Confronting the Myth that Dietary Supplements are ‘Unregulated’ and a ‘Wild West’

By By James Gormley, Gormley NPI Consulting | 03.28.24

In the face of this common refrain, responsible companies in the natural products industry continue to exceed the highest standards.

It seems that we can’t get through a week without the dietary supplement industry being labeled as “unregulated” or dubbed a “Wild West.”
 
It would also seem that there is a supplements-are-dangerous playbook that “uninformed media, critics, and some healthcare providers” consistently turn to. This script describes the dietary supplement industry as “unregulated,” and its products as unapproved.
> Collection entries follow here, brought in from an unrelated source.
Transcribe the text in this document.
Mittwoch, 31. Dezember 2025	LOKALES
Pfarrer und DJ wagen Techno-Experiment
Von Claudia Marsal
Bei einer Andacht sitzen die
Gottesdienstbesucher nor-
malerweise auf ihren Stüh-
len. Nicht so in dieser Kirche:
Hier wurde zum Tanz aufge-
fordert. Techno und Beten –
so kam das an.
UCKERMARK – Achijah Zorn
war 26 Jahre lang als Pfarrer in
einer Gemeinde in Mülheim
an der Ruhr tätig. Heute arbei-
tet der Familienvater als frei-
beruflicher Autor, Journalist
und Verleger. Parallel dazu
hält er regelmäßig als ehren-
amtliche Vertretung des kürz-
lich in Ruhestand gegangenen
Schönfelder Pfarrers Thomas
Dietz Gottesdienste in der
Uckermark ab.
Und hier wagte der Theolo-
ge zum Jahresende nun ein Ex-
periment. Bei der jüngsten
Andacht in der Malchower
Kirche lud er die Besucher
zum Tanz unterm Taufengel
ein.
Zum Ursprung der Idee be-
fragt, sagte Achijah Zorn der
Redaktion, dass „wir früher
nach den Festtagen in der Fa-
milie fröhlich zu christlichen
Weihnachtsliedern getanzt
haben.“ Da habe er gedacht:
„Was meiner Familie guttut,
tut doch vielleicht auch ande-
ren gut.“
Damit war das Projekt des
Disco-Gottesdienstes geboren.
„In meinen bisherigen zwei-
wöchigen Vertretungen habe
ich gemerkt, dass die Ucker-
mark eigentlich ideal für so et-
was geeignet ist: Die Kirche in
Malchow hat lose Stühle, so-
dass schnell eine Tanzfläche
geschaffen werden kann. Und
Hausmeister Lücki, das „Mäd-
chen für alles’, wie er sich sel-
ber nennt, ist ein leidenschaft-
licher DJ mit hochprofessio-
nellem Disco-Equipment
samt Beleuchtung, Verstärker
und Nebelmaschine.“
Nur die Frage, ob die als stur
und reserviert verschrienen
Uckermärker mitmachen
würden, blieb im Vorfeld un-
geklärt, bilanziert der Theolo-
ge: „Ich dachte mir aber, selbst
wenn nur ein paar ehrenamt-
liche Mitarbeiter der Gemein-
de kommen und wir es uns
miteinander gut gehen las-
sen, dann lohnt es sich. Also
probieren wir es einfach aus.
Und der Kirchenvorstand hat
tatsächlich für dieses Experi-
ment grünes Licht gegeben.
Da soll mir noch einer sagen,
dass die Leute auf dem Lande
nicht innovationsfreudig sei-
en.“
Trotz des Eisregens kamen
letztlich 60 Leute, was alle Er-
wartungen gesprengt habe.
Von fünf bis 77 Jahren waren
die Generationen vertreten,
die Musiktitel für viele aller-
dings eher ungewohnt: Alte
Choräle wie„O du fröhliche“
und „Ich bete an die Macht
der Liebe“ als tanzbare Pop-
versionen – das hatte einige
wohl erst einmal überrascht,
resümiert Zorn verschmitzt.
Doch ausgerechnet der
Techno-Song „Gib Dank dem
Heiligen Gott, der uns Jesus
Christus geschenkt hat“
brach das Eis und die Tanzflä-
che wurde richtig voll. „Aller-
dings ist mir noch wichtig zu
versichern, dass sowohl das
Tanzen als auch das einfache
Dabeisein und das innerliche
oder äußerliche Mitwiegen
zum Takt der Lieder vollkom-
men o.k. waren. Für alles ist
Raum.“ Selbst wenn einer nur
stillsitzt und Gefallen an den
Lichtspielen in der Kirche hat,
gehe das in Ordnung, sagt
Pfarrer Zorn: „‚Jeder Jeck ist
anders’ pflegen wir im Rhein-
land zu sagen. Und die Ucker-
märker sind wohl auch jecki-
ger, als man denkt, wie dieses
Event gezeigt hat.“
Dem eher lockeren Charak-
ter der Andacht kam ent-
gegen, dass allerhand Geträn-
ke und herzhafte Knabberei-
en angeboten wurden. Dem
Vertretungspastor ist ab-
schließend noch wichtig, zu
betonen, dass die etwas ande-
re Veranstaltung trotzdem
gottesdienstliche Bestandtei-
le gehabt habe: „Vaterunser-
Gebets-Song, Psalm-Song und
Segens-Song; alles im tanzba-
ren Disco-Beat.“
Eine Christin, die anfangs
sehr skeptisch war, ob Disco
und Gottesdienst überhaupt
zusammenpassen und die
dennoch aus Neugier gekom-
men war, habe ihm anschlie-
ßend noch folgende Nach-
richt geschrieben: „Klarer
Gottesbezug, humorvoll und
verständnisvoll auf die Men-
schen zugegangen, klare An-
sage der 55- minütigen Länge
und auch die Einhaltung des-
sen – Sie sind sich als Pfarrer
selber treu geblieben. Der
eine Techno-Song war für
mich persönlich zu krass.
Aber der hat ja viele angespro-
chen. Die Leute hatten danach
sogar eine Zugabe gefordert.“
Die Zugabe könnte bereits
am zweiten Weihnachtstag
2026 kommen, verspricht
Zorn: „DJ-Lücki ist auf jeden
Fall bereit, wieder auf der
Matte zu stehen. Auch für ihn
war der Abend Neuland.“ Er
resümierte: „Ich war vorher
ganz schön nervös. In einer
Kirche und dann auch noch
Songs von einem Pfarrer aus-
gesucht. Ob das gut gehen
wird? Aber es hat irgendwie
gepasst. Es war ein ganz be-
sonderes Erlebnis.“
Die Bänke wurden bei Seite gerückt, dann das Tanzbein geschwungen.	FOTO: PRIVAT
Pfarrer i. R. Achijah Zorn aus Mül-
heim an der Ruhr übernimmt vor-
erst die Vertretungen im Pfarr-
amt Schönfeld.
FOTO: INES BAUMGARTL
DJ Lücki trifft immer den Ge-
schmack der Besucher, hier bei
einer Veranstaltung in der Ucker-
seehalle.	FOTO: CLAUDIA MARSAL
Oftentimes, the old-fashioned “Wild West” label gets tossed around in reference to the estimated $60+ billion U.S. dietary supplement industry.
 
A brief search for recent articles and segments using the “Wild West” moniker returned ill-conceived, inaccurate, and anti-supplement statements in National Geographic, The Washington Post, CSPI, Salon, WebMD, Forbes, McGill University, and The Conversation, among many other sources.
 
A classic example of ill-informed diatribes against supplements came from the American Medical Association in May 2002, in an article titled, “Dietary supplements: Underregulated, unknown and maybe unsafe.” 

On the Books

However, we know that dietary supplements are well-regulated, and the vast majority of products are safe. Companies protect consumers in many ways, in part through provisions mandated by several U.S. laws and rules, including:
 
  • The Nutrition Labeling and Education Act of 1990 (NLEA), which provides for mandatory nutrition labeling for most food products intended for human consumption and offered for sale;
  • The Dietary Supplement Health and Education Act of 1994 (DSHEA), which defined dietary supplements as a distinct class of foods;
  • The Public Health Security and Bioterrorism Preparedness and Response Act of 2002 (the Bioterrorism Act);
  • The Dietary Supplement and Non-Prescription Drug Consumer Protection Act of 2006, which required serious adverse event reporting to FDA;
  • The final rule on current Good Manufacturing Practices (cGMPs) of 2007;
  • The Food Safety Modernization Act (FSMA) of 2011; and
  • Section 403(r)(6) of the Federal Food, Drug, and Cosmetic Act on post-market structure/function claim notifications.
 
Numerous FDA commissioners have acknowledged that the agency has ample authority to regulate the dietary supplement industry, but that the agency doesn’t have the resources it needs.
 
This is why the industry has long, and very loudly, supported legislation to give FDA more resources to crack down on the fringe companies that do not follow the laws regulating the industry and its products.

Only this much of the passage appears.